GROWING PAINS

Another thread that emerged from our data related to members' perceptions of becoming and working as a team. GDTs were seen as both similar to and different from conventional teams in terms of teamwork. Some GDT members believed that dispersed teams and conventional teams have certain characteristics in common, such as interdependency, cooperation, and collaboration. Other GDT members believed that GDTs and conventional teams do not share these characteristics.

GDT members tended to believe that it was more difficult for them than for members of conventional teams to work as a unit and develop the synergy and cohesiveness needed for effective teamwork. A closely linked finding was communication difficulty—almost 75 percent of the teams indicated that communication within GDTs is generally more difficult, more complex, and more infrequent than communication within conventional teams, in addition to requiring more formal approaches.

One strand in this thread was the extent to which GDTs received any type of developmental assistance from their parent organizations. GDTs that received such assistance were more likely than those that did not to conduct electronic meetings and to rate them as being effective. These teams saw themselves as more collaborative. They had more disagreements, which were more likely to be about strategy. They also were less likely to note any impact on their work resulting from team members' being in different time zones.

A second strand in this thread was the importance of GDTs' first meetings, specifically the format and effectiveness of these meetings.

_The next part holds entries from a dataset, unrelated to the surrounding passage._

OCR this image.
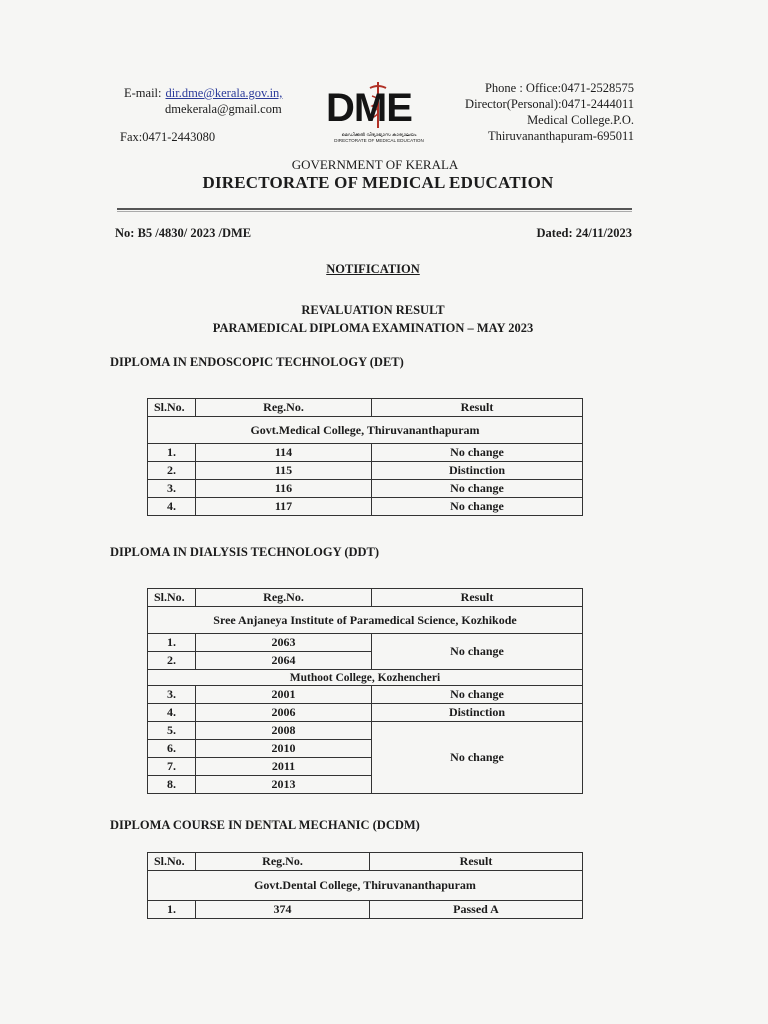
E-mail: dir.dme@kerala.gov.in,
dmekerala@gmail.com
Fax:0471-2443080
DME
മെഡിക്കൽ വിദ്യാഭ്യാസ കാര്യാലയം
DIRECTORATE OF MEDICAL EDUCATION
Phone : Office:0471-2528575
Director(Personal):0471-2444011
Medical College.P.O.
Thiruvananthapuram-695011
GOVERNMENT OF KERALA
DIRECTORATE OF MEDICAL EDUCATION
No: B5 /4830/ 2023 /DME	Dated: 24/11/2023
NOTIFICATION
REVALUATION RESULT
PARAMEDICAL DIPLOMA EXAMINATION – MAY 2023
DIPLOMA IN ENDOSCOPIC TECHNOLOGY (DET)
Sl.No.	Reg.No.	Result
Govt.Medical College, Thiruvananthapuram		
1.	114	No change
2.	115	Distinction
3.	116	No change
4.	117	No change
DIPLOMA IN DIALYSIS TECHNOLOGY (DDT)
Sl.No.	Reg.No.	Result
Sree Anjaneya Institute of Paramedical Science, Kozhikode		
1.	2063	No change
2.	2064	
Muthoot College, Kozhencheri		
3.	2001	No change
4.	2006	Distinction
5.	2008	No change
6.	2010	
7.	2011	
8.	2013	
DIPLOMA COURSE IN DENTAL MECHANIC (DCDM)
Sl.No.	Reg.No.	Result
Govt.Dental College, Thiruvananthapuram		
1.	374	Passed A
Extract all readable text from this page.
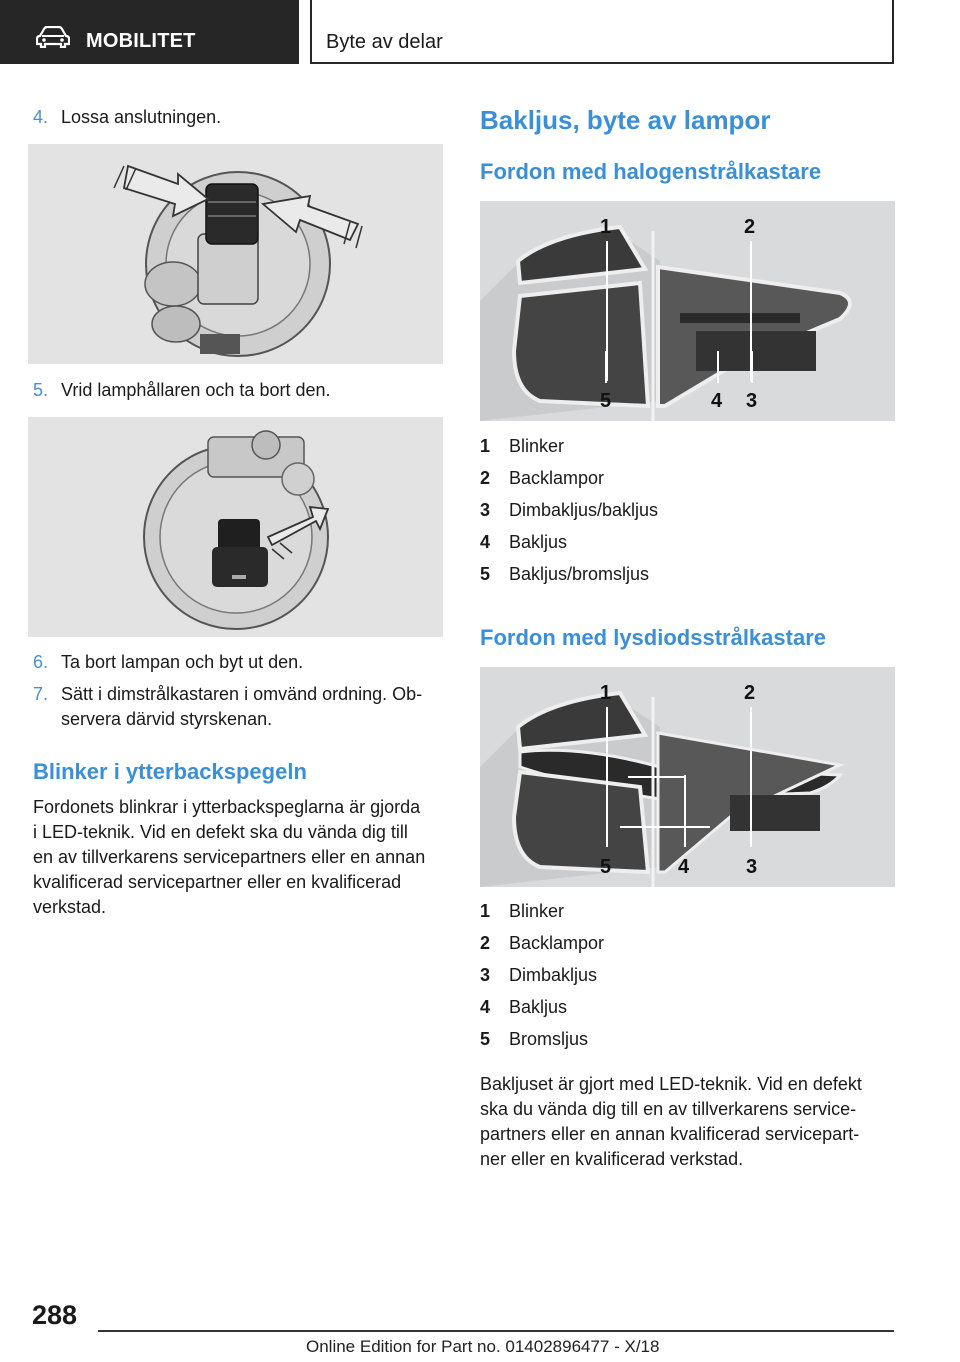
MOBILITET	Byte av delar
4. Lossa anslutningen.
5. Vrid lamphållaren och ta bort den.
6. Ta bort lampan och byt ut den.
7. Sätt i dimstrålkastaren i omvänd ordning. Ob-
servera därvid styrskenan.
Blinker i ytterbackspegeln
Fordonets blinkrar i ytterbackspeglarna är gjorda
i LED-teknik. Vid en defekt ska du vända dig till
en av tillverkarens servicepartners eller en annan
kvalificerad servicepartner eller en kvalificerad
verkstad.
Bakljus, byte av lampor
Fordon med halogenstrålkastare
1	2
5	4 3
1 Blinker
2 Backlampor
3 Dimbakljus/bakljus
4 Bakljus
5 Bakljus/bromsljus
Fordon med lysdiodsstrålkastare
1	2
5	4	3
1 Blinker
2 Backlampor
3 Dimbakljus
4 Bakljus
5 Bromsljus
Bakljuset är gjort med LED-teknik. Vid en defekt
ska du vända dig till en av tillverkarens service-
partners eller en annan kvalificerad servicepart-
ner eller en kvalificerad verkstad.
288
Online Edition for Part no. 01402896477 - X/18
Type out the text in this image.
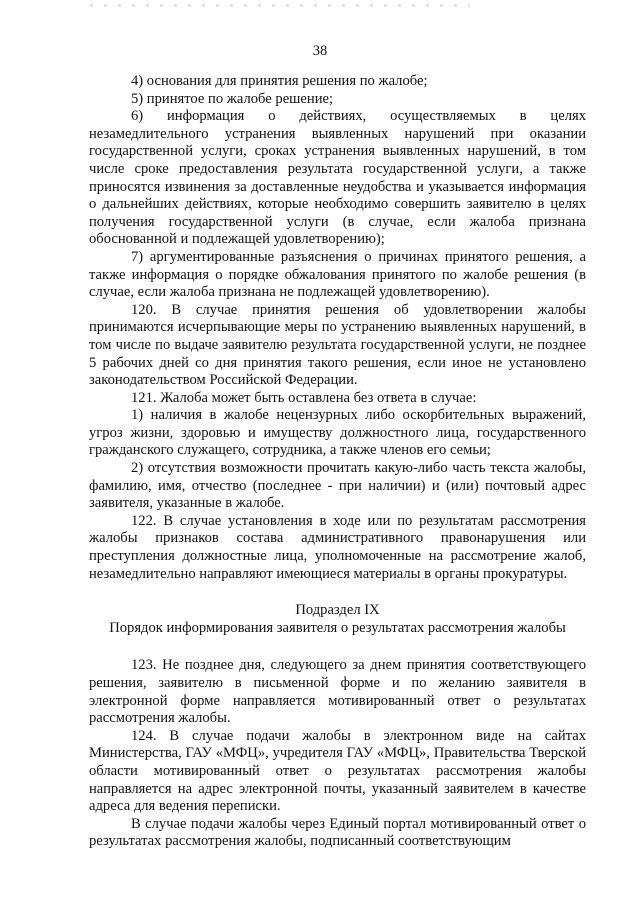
38

4) основания для принятия решения по жалобе;

5) принятое по жалобе решение;

6) информация о действиях, осуществляемых в целях незамедлительного устранения выявленных нарушений при оказании государственной услуги, сроках устранения выявленных нарушений, в том числе сроке предоставления результата государственной услуги, а также приносятся извинения за доставленные неудобства и указывается информация о дальнейших действиях, которые необходимо совершить заявителю в целях получения государственной услуги (в случае, если жалоба признана обоснованной и подлежащей удовлетворению);

7) аргументированные разъяснения о причинах принятого решения, а также информация о порядке обжалования принятого по жалобе решения (в случае, если жалоба признана не подлежащей удовлетворению).

120. В случае принятия решения об удовлетворении жалобы принимаются исчерпывающие меры по устранению выявленных нарушений, в том числе по выдаче заявителю результата государственной услуги, не позднее 5 рабочих дней со дня принятия такого решения, если иное не установлено законодательством Российской Федерации.

121. Жалоба может быть оставлена без ответа в случае:

1) наличия в жалобе нецензурных либо оскорбительных выражений, угроз жизни, здоровью и имуществу должностного лица, государственного гражданского служащего, сотрудника, а также членов его семьи;

2) отсутствия возможности прочитать какую-либо часть текста жалобы, фамилию, имя, отчество (последнее - при наличии) и (или) почтовый адрес заявителя, указанные в жалобе.

122. В случае установления в ходе или по результатам рассмотрения жалобы признаков состава административного правонарушения или преступления должностные лица, уполномоченные на рассмотрение жалоб, незамедлительно направляют имеющиеся материалы в органы прокуратуры.

Подраздел IX

Порядок информирования заявителя о результатах рассмотрения жалобы

123. Не позднее дня, следующего за днем принятия соответствующего решения, заявителю в письменной форме и по желанию заявителя в электронной форме направляется мотивированный ответ о результатах рассмотрения жалобы.

124. В случае подачи жалобы в электронном виде на сайтах Министерства, ГАУ «МФЦ», учредителя ГАУ «МФЦ», Правительства Тверской области мотивированный ответ о результатах рассмотрения жалобы направляется на адрес электронной почты, указанный заявителем в качестве адреса для ведения переписки.

В случае подачи жалобы через Единый портал мотивированный ответ о результатах рассмотрения жалобы, подписанный соответствующим
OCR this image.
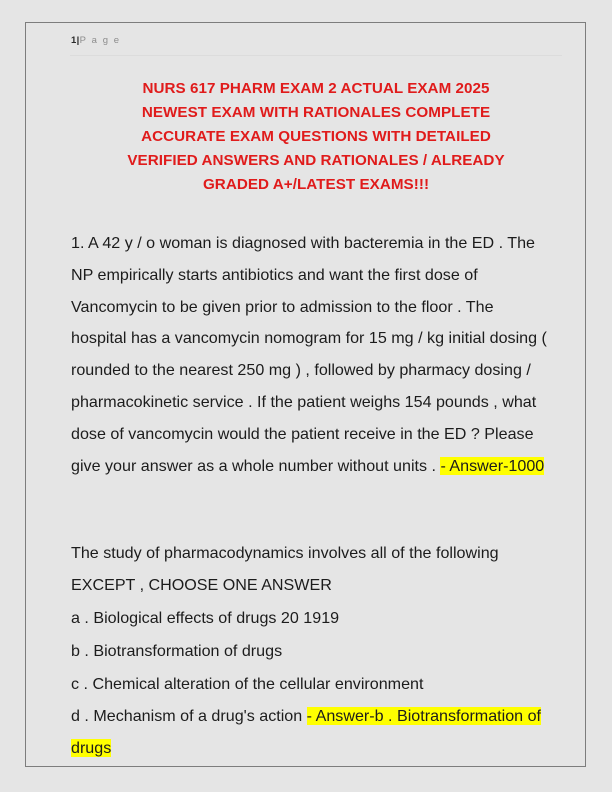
1|P a g e
NURS 617 PHARM EXAM 2 ACTUAL EXAM 2025
NEWEST EXAM WITH RATIONALES COMPLETE
ACCURATE EXAM QUESTIONS WITH DETAILED
VERIFIED ANSWERS AND RATIONALES / ALREADY
GRADED A+/LATEST EXAMS!!!

1. A 42 y / o woman is diagnosed with bacteremia in the ED . The NP empirically starts antibiotics and want the first dose of Vancomycin to be given prior to admission to the floor . The hospital has a vancomycin nomogram for 15 mg / kg initial dosing ( rounded to the nearest 250 mg ) , followed by pharmacy dosing / pharmacokinetic service . If the patient weighs 154 pounds , what dose of vancomycin would the patient receive in the ED ? Please give your answer as a whole number without units . - Answer-1000

The study of pharmacodynamics involves all of the following EXCEPT , CHOOSE ONE ANSWER

a . Biological effects of drugs 20 1919

b . Biotransformation of drugs

c . Chemical alteration of the cellular environment

d . Mechanism of a drug's action - Answer-b . Biotransformation of drugs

We used three measures of first meeting effectiveness: clarity of team goals, the degree to which individuals felt like members of the team, and the degree of commitment individuals felt to the team after the first meeting.

GDT members whose first meetings were face to face were more likely than GDT members whose first meetings occurred electronically to indicate that they never or rarely met electronically as a group and were less likely to discuss business through conference phone calls. These GDT members also indicated that when they did meet electronically they spent a lower percentage of the meeting time on the task at hand. Time zones were less likely to affect GDTs that met electronically the first time.

There was a positive relationship between the effectiveness of the first meeting and the effectiveness of subsequent meetings, whether face to face or electronic. The effectiveness of first meetings also had a positive influence on collaboration in terms of team members relying on one another, but the influence on strategic conflict and overall team effectiveness was mixed.

Teams with members who didn't know why they were selected were less likely to be effective.

One important aspect of the first meeting was goal clarity. GDTs whose first meetings produced clear goals were more likely to have strategic conflicts and to be effective. Interestingly, the degree of commitment to the team that individuals felt after an initial meeting had a negative correlation with strategic conflicts and team effectiveness.